Emmanuel de Fonscolombe (1810-1875) served as a chapel master.

The church has a fair amount of art pieces. For example, paintings inside the church include: La mort de St.Joseph by Jean-Baptiste van Loo (1684–1745), Madeleine chez Simon by Michel Serre (1658-1733), La nativité de Jésus by Pierre Mignard (1612-1695), Annunciation Tryptych by Barthélemy d'Eyck (c. 1420–after 1470), and Le Martyre de Saint-Paul by Théodore Beyermann. There are also paintings by Joseph-Marie Vien (1716-1809) and Jean Daret (1613–1668).

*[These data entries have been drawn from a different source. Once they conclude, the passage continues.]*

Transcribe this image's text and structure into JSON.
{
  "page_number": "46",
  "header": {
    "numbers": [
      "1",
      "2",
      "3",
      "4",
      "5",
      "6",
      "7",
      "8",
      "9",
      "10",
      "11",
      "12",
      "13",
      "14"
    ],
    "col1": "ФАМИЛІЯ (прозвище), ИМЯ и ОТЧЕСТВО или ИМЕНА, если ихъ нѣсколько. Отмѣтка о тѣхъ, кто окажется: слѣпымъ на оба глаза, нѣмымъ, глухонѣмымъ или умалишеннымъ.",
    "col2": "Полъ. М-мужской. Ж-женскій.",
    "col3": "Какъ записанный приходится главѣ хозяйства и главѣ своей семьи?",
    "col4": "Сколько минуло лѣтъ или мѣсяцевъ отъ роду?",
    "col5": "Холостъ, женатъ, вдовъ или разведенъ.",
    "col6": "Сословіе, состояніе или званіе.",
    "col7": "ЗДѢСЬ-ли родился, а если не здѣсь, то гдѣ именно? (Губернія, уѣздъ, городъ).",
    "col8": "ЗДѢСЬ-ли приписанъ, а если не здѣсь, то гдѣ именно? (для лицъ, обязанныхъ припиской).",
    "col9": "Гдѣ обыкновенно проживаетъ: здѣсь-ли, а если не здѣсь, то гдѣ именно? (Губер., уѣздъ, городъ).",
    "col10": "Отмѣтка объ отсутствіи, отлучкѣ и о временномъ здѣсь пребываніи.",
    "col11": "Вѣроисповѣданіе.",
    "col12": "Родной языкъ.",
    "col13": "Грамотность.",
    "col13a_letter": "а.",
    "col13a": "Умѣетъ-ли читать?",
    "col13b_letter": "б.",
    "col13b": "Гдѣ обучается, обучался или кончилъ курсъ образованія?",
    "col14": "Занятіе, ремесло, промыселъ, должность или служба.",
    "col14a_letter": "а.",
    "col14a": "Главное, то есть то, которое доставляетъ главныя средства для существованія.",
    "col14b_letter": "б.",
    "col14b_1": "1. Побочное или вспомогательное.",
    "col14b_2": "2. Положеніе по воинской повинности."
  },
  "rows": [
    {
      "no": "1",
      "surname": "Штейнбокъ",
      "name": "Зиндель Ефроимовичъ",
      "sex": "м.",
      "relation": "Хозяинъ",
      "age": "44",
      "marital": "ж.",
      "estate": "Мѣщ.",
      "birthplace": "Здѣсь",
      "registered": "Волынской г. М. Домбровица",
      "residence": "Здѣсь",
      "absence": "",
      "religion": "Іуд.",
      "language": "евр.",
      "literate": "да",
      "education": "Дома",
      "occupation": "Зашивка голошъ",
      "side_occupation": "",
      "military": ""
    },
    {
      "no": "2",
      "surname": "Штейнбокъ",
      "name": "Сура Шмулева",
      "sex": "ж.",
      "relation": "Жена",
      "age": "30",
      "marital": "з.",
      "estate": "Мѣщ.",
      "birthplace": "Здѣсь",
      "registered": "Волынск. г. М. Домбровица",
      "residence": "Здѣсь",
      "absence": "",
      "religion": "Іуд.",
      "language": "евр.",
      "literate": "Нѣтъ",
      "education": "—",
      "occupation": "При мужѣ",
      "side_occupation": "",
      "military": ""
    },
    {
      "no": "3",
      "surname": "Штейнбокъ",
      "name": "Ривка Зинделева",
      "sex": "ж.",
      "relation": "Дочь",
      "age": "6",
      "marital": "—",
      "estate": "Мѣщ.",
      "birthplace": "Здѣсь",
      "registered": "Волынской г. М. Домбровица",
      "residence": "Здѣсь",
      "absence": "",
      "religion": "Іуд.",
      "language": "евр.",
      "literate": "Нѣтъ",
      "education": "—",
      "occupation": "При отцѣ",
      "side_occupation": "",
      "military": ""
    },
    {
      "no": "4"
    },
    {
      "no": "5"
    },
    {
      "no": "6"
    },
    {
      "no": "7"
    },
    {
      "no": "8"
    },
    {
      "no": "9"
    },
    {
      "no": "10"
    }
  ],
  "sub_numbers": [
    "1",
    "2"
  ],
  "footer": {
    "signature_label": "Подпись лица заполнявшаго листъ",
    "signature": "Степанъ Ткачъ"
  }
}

The pipe organ, designed by Jean-Esprit Isnard (1707-1781), dates back to 1743. Additionally, it is listed.

The church building was damaged by the 1909 Provence earthquake on June 11, 1909.

==At present==
It has been closed for refurbishment since 2006. It will reopen in 2014. The paintings inside are temporarily housed in an air-conditioned warehouse in Marseille for the duration of the refurbishment of the church.

==Heritage significance==
It has been listed as a Monument historique since October 24, 1988.